Wednesday, November 29, 2017

Nature of modern learning

What is the nature of the modern world? I don't think a blog post could do the answer to that question justice, but here is a glimpse into current research that illustrates new learning principles connected with the modern world and the demands that students are facing as they leave their high school or university.

The principles of Connectivism written by Goerge Seimens is called a learning theory for the Digital Age. It seeks to explain complex learning in a rapidly changing social and modern world. Essentially, learning is a process associated more often occurring through connections in a network.
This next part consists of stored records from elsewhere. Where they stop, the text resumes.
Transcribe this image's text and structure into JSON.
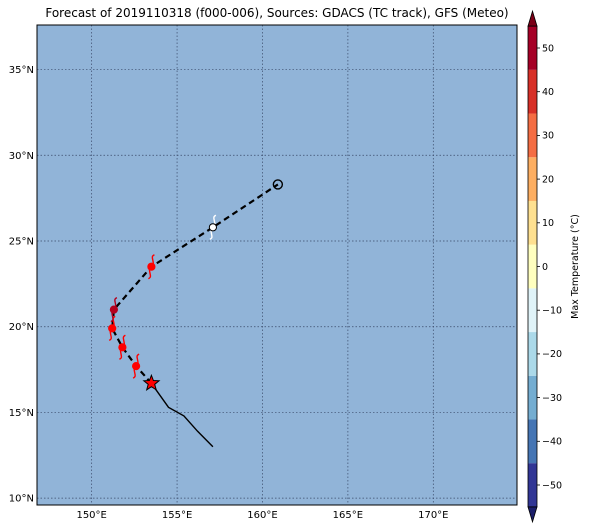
{
  "title": "Forecast of 2019110318 (f000-006), Sources: GDACS (TC track), GFS (Meteo)",
  "map": {
    "ocean_color": "#91b4d8",
    "lon_ticks": [
      150,
      155,
      160,
      165,
      170
    ],
    "lon_labels": [
      "150°E",
      "155°E",
      "160°E",
      "165°E",
      "170°E"
    ],
    "lat_ticks": [
      10,
      15,
      20,
      25,
      30,
      35
    ],
    "lat_labels": [
      "10°N",
      "15°N",
      "20°N",
      "25°N",
      "30°N",
      "35°N"
    ],
    "lon_range": [
      146.8,
      174.9
    ],
    "lat_range": [
      9.6,
      37.6
    ]
  },
  "track": {
    "past": [
      [
        153.5,
        16.7
      ],
      [
        154.5,
        15.3
      ],
      [
        155.4,
        14.8
      ],
      [
        156.2,
        13.9
      ],
      [
        157.1,
        13.0
      ]
    ],
    "forecast": [
      [
        153.5,
        16.7
      ],
      [
        152.6,
        17.7
      ],
      [
        151.8,
        18.8
      ],
      [
        151.2,
        19.9
      ],
      [
        151.3,
        21.0
      ],
      [
        153.5,
        23.5
      ],
      [
        157.1,
        25.8
      ],
      [
        160.9,
        28.3
      ]
    ],
    "current_position": [
      153.5,
      16.7
    ],
    "storm_symbols": [
      {
        "lon": 152.6,
        "lat": 17.7,
        "color": "#ff0000"
      },
      {
        "lon": 151.8,
        "lat": 18.8,
        "color": "#ff0000"
      },
      {
        "lon": 151.2,
        "lat": 19.9,
        "color": "#ff0000"
      },
      {
        "lon": 151.3,
        "lat": 21.0,
        "color": "#b4001e"
      },
      {
        "lon": 153.5,
        "lat": 23.5,
        "color": "#ff0000"
      },
      {
        "lon": 157.1,
        "lat": 25.8,
        "color": "#ffffff"
      }
    ],
    "open_circle": [
      160.9,
      28.3
    ]
  },
  "colorbar": {
    "label": "Max Temperature (°C)",
    "ticks": [
      -50,
      -40,
      -30,
      -20,
      -10,
      0,
      10,
      20,
      30,
      40,
      50
    ],
    "tick_labels": [
      "−50",
      "−40",
      "−30",
      "−20",
      "−10",
      "0",
      "10",
      "20",
      "30",
      "40",
      "50"
    ],
    "colors": [
      "#313695",
      "#4575b4",
      "#74add1",
      "#abd9e9",
      "#e0f3f8",
      "#ffffbf",
      "#fee090",
      "#fdae61",
      "#f46d43",
      "#d73027",
      "#a50026"
    ],
    "under_color": "#1b1e6a",
    "over_color": "#7a0017"
  }
}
The principles of Connectivism are as follows:

1) Learning and knowledge rest in the diversity of opinions.
2) Learning is a process of connecting sources of information.
3) Learning may reside in non-human appliances.
4) Capacity to know more is more important and critical then what is currently known.
5) Nurturing and maintaining connection is needed to facilitate connected learning.
6) Ability to see connections between fields, ideas, and concepts, is a core skill.
7) Currency (accurate and up to date knowledge) is the intent of all Connectivist learning activities.
8) Decision making is itself a learning process.
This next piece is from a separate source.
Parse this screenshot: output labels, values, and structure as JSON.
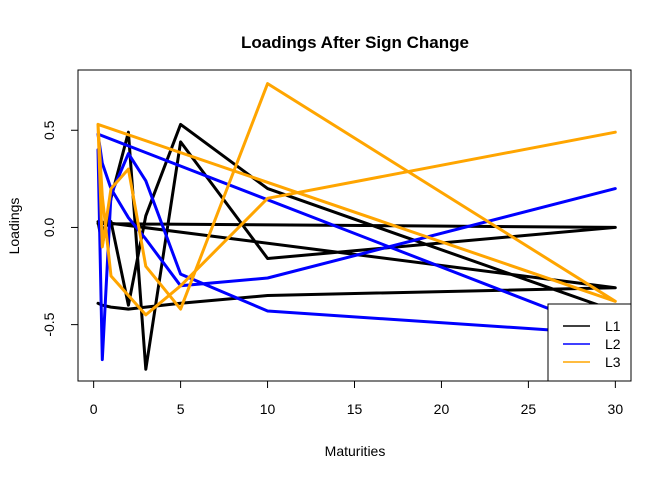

The principle that caught my attention was the fourth. We can definitely see the shift from the world we knew a few decades ago to the present. Memorization was the key to success. Now, there is too much information to memorize, all you need to know now is how to locate it.


Siemens, G. (2006). Knowing knowledge. Lulu. com. Chicago

Walling, D. R. (2014). Designing learning for tablet classrooms: Innovations in instruction. New York, NY: Springer.